29 pregnant women at Gosha Hospital died in 2nd wave

29 out of 604 pregnant women at Bengaluru's Gosha Hospital died in second Covid wave

Such maternal deaths are entirely Covid-related and are uncommon, doctors insist

Gosha Hospital was made an exclusive Covid hospital for pregnant women during both waves of the pandemic. Credit: DH file photo/Pushkar V

Twenty-nine out of 604 pregnant mothers admitted to the government-run Gosha Hospital died during the second Covid wave, from March to July, which hospital authorities said is unusually high maternal mortality.

Gosha had been made an exclusive Covid hospital for pregnant mothers infected with the SARS-CoV-2 virus during both waves of the pandemic.

Some of the deceased mothers still carried their babies, while others delivered premature babies before dying. Authorities pointed out that such rate of maternal mortality does not happen during non-Covid times.

Six of the mothers suffered miscarriages, 15 had stillbirths, 63 babies were born pre-term (due to blood clots as a result of Covid) and 89 mothers required ICU care.

Hospital medical superintendent Dr Tulasi Devi told DH: “These mothers had come with severe respiratory tract infection. The distress was high, which caused their deaths. Maternal deaths usually happen because of obstructed labour, postpartum haemorrhage (excessive bleeding after childbirth) or eclampsia (seizures that occur during pregnancy or shortly after giving birth).”

Dr Tulasi pointed out that those deaths are different from Covid deaths. “Such deaths have never occurred before when we saw maternal deaths at our hospital. These maternal deaths happened due to the Covid infection only.”

Most deceased mothers are in the 25-30 age group. While a few delivered the babies, some died with the baby still inside. “Some others died soon after the delivery,” Dr Tulasi said.

The hospital prioritised saving both the mother and the baby when they dealt with pregnant women severely infected with Covid. “We opt for a Caesarean section in order to save the mother,” Dr Tulasi said.

If the baby is pre-term and cannot tolerate the Covid infection, a gravid uterus at 28 to 32 weeks gestation puts pressure on the lungs. “If the mother exhibits respiratory distress, we feel evacuating the uterus reduces the respiratory symptom. So, we opt for a delivery to save the mother,” she added.

Pre-term babies born to such mothers via C-section recovered and went home, much to the relief of the family.

“At Gosha, 15-20 non-Covid mothers deliver vaginally or post-surgery every day. Except in Covid, no maternal death has happened because of low oxygen saturation. We see to it that it doesn’t happen in non-Covid mothers, where the overall case fatality rate is not more than 1%,” Dr Tulasi said.

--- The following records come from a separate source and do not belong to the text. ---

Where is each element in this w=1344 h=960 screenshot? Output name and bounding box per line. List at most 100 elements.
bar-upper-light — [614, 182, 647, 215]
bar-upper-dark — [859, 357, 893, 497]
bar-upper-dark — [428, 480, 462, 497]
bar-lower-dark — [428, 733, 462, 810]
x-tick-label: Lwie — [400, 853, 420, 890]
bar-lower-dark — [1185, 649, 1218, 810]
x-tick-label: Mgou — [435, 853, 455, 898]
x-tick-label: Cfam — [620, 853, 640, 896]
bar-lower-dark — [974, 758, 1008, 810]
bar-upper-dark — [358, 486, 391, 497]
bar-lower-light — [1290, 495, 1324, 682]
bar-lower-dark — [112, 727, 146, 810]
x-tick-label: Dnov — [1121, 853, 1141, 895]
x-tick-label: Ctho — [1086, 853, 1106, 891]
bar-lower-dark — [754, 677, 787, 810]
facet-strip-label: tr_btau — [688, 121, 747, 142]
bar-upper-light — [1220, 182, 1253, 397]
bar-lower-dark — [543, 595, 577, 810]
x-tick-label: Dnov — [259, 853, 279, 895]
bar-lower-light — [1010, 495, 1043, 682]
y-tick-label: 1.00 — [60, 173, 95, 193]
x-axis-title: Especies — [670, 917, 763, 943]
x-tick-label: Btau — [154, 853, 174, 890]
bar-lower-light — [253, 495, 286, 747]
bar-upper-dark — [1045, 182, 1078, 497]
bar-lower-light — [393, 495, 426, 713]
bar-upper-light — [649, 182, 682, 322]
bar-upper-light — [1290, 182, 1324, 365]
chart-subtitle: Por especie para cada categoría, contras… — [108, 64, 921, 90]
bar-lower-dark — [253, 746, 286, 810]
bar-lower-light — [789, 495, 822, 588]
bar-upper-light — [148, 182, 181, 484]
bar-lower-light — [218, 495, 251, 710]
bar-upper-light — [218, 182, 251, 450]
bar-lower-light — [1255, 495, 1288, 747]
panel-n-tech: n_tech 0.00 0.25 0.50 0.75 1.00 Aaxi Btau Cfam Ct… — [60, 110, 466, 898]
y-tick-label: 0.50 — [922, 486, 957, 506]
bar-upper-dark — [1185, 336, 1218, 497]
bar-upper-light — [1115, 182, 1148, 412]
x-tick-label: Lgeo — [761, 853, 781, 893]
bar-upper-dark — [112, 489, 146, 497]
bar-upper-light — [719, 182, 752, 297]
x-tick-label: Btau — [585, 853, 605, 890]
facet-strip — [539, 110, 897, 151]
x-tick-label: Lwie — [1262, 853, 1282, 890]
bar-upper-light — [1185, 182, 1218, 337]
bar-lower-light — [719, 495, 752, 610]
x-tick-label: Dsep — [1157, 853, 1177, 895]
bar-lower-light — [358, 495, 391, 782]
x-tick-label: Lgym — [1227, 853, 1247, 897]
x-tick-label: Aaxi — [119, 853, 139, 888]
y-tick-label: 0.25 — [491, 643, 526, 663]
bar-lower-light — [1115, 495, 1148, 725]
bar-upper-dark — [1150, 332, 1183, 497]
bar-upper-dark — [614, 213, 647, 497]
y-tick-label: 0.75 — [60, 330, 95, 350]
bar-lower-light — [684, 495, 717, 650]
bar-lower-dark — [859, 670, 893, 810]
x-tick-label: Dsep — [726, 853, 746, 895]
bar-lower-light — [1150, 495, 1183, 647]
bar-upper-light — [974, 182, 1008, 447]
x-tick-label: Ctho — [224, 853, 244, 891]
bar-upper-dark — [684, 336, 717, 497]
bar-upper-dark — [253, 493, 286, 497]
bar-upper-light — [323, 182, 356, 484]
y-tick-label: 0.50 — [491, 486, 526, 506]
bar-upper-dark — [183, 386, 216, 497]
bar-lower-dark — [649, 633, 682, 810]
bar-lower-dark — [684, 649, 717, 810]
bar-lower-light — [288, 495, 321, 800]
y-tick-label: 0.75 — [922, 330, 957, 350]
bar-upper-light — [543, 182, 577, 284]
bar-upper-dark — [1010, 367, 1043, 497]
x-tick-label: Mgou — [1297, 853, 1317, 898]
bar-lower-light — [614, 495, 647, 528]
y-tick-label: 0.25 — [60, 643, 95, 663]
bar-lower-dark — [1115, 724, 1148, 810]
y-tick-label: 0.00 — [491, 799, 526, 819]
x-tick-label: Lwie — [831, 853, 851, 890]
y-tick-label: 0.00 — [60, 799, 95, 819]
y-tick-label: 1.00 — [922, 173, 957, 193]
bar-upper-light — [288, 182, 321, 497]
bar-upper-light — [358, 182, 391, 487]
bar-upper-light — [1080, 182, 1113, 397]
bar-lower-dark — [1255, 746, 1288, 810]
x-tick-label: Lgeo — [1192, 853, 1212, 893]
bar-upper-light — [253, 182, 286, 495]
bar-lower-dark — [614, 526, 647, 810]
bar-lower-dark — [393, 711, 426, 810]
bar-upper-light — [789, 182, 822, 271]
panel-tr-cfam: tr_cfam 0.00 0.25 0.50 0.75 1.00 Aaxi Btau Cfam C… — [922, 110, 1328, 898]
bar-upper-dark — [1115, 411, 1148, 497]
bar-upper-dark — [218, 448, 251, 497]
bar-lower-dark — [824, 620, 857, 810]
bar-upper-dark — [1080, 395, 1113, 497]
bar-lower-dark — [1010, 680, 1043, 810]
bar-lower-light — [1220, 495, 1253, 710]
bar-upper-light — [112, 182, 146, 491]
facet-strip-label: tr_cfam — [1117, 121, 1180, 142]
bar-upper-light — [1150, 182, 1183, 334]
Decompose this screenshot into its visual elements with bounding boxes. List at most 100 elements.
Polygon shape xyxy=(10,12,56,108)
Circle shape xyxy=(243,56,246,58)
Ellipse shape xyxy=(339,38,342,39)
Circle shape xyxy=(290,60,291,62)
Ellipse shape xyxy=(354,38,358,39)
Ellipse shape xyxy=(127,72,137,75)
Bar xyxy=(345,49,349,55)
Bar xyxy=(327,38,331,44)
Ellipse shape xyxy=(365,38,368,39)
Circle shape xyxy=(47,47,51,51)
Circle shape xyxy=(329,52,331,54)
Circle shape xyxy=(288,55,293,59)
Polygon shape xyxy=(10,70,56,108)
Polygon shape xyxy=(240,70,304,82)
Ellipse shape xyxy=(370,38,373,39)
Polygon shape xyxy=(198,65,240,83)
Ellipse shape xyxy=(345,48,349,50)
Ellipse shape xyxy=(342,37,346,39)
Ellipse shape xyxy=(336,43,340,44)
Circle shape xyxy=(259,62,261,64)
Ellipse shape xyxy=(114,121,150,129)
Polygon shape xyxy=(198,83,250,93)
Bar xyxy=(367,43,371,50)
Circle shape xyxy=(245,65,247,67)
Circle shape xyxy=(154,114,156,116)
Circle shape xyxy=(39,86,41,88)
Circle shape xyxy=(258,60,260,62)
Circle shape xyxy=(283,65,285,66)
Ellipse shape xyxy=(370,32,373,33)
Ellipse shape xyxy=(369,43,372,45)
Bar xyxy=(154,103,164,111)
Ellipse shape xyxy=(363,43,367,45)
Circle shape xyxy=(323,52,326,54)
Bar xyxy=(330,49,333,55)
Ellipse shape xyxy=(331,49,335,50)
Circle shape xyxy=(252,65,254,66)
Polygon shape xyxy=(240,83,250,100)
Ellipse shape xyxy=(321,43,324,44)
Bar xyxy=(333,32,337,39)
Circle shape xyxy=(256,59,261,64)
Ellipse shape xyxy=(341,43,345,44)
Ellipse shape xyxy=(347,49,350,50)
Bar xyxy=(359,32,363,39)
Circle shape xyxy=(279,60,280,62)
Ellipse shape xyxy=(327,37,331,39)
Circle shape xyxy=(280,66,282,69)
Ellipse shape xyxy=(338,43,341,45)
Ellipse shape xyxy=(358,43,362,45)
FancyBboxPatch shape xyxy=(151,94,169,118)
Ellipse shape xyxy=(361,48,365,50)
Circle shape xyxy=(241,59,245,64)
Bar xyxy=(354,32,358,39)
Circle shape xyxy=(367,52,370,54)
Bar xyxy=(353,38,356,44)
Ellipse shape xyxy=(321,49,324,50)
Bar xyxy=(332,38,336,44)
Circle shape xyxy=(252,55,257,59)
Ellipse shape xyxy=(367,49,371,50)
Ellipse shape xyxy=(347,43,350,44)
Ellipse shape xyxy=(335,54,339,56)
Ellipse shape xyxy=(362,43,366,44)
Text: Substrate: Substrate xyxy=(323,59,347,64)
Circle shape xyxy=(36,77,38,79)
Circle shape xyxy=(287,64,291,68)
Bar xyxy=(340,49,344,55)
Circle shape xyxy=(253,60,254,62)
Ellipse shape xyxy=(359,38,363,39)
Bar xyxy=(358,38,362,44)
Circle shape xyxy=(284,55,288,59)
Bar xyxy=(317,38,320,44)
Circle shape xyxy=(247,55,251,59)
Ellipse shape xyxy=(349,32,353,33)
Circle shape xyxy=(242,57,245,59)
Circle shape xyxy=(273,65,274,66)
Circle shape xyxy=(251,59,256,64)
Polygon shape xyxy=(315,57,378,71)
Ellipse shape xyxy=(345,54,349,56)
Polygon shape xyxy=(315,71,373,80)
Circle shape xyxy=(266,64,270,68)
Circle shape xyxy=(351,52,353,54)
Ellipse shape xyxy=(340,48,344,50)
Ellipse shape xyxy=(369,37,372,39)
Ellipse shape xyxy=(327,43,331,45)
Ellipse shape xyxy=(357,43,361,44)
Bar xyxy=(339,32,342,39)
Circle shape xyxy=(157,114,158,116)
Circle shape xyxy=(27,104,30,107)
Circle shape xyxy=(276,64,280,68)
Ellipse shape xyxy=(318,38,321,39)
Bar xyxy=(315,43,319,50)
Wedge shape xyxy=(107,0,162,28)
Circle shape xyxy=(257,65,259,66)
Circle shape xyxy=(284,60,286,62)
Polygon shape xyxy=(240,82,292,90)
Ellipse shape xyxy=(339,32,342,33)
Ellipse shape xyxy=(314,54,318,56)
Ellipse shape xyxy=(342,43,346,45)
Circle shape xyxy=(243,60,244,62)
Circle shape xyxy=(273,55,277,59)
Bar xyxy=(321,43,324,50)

Miscarriages, pre-term deliveries and stillbirths can be attributed to a prothrombotic state known to be caused by Covid-19, where an abnormality of blood coagulation increases the risk of blood clots in the blood vessels.

In February, the hospital reverted to delivering non-Covid mothers when the first wave had ebbed. When the second wave started, the hospital provided obstetric services only to Covid-positive mothers.